Ainsi, l’annonce d’un troisième opus issu du renouveau discographique de Jethro Tull, avait été accueillie avec le sourire mais sans grandes attentes… Du moins, jusqu’à l’écoute du premier single promotionnel, le morceau-titre "Curious Ruminant", aux mélodies superbes servies par une collaboration harmonieuse entre la guitare, le piano et la flûte, qui n’était pas moins que la meilleure composition du groupe depuis plusieurs décennies.
Notre "curieux ruminant" est donc de retour : l’homme à la flûte de Pan, séide du dieu cornu qui semblait ruminer sa musique au point de devenir satirique, allait enfin prendre le taureau par les cornes pour offrir au monde une nouvelle œuvre digne de ce nom.
Or la copie n’est pas parfaite, et permettez-moi de commencer par les sujets qui fâchent. D’abord, nous avions été particulièrement intrigué par la présence d’une longue suite de plus de seize minutes, espérant que cinquante ans après la sortie de Minstrel in the Gallery, Anderson s’était enfin décidé à donner suite à "Baker St Muse". Or, bien loin de Thick as a Brick, "Drink From The Same Well" est une interminable sérénade folk atmosphérique et contemplative, qui s’inscrit dans la lignée des premiers albums de Mike Oldfield. Agréable, mais lassante. En outre, deux défauts sont à relevés sur l’ensemble de l’opus. Premièrement, Ian Anderson est à la peine au chant, même si le studio fait des miracles, et use de plus en plus souvent du spoken word ("Interim Sleep"). Deuxièmement, l’accordéon devient envahissant et alourdit le propos, comme c’était le cas sur War Child (1974) ou chez Karfagen, pour prendre un autre exemple de groupe progressif adepte de cet instrument (ce qui est assez rare – et pour cause). Il suffit d’écouter le poussif "Dunsinane Hill" pour s’en rendre compte.
Plutôt que progressif, Curious Ruminant est un solide album de folk-rock, comme avaient pu l’être les chefs-d’œuvre de la fin des années 1970 auxquels renvoient directement le dansant "The Tipu House", le mystique "Stygian Hand" ou le plus mélancolique "Savannah Of Paddington Green" – trois réussites. Et si l’introduction au piano introspectif pouvait laisser penser à un nouveau "Locomotive Breath", "Puppet And The Puppet Master" est une énergique pièce folk avec de belles interventions à la guitare électrique (à saluer sur cet opus) et à l’orgue. Quant au tortueux "Over Jerusalem", il semble tout droit sorti de l’œuvre solo d’Anderson (on pense à The Secret Langage of Birds, 2000) et impose une orientation un peu plus progressive qu’à l’accoutumé.

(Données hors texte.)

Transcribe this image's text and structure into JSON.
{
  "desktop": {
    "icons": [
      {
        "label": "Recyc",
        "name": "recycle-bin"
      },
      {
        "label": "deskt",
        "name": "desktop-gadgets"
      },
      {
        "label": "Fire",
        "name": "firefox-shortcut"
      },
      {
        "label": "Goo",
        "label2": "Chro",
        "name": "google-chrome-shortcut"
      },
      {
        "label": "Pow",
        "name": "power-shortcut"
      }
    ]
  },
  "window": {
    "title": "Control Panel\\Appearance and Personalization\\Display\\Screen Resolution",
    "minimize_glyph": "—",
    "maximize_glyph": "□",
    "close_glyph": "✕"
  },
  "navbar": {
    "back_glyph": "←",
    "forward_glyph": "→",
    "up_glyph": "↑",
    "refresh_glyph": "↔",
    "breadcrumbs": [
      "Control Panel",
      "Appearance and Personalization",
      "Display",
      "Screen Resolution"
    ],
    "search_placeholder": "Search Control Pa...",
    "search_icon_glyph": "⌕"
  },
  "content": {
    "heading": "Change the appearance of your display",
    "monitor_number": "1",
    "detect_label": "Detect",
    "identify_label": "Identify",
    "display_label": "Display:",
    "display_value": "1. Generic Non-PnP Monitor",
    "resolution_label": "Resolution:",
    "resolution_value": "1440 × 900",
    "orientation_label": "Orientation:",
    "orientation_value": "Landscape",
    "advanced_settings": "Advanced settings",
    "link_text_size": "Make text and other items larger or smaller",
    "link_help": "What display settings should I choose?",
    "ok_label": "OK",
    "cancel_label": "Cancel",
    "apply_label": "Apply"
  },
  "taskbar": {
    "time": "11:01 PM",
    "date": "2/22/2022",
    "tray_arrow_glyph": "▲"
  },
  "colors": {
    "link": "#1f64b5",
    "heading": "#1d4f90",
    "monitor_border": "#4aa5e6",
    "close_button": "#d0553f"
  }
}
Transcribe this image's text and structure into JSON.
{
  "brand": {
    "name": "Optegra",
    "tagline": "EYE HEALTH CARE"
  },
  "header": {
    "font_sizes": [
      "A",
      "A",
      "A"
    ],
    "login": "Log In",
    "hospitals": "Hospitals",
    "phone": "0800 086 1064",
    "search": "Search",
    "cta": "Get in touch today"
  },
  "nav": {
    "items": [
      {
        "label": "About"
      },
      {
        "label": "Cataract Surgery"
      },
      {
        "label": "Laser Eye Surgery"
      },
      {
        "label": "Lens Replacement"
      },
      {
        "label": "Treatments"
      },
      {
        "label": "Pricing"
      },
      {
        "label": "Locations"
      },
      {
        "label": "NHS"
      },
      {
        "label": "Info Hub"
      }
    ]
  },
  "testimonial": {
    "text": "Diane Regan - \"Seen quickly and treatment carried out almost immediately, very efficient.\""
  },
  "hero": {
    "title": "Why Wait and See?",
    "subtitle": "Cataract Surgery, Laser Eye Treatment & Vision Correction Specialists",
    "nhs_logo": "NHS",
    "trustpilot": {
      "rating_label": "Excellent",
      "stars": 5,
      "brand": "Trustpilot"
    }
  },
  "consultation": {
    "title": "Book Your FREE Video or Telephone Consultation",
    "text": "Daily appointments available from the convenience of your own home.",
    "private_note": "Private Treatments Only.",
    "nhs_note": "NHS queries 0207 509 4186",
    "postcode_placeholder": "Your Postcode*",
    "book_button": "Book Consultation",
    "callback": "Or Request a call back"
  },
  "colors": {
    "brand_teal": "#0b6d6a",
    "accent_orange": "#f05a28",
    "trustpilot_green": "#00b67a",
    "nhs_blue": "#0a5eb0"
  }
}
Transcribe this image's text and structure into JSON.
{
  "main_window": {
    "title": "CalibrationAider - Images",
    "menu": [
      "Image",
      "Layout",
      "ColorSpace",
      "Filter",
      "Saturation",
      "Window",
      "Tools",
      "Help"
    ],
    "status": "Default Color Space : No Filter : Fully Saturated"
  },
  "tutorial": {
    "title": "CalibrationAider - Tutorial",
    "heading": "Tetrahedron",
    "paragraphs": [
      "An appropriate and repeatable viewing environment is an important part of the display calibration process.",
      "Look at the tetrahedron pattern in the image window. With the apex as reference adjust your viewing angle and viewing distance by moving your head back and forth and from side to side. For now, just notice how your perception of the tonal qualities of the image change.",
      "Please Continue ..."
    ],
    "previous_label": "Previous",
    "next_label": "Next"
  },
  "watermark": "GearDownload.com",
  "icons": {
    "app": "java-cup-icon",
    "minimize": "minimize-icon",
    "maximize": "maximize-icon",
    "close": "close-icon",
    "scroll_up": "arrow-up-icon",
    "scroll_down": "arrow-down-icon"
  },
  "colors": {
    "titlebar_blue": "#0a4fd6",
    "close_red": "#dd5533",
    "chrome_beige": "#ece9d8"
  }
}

Toutes ces compositions sont assez remarquables, bien qu’elles ne renouvèlent en rien le genre : elles permettent simplement de donner forme à un très bon album de Jethro Tull dans sa phase finale. Ils rendent également curieux de connaître la suite des événements, Ian Anderson reconnaissant lui-même que la locomotive accélère son rythme et que par conséquent, il ne souhaite plus louvoyer sur les flots de son inspiration pour développer son œuvre tant qu'il le peut.
À écouter : "Curious Ruminant", "The Tipu House", "Stygian Hand", "Over Jerusalem"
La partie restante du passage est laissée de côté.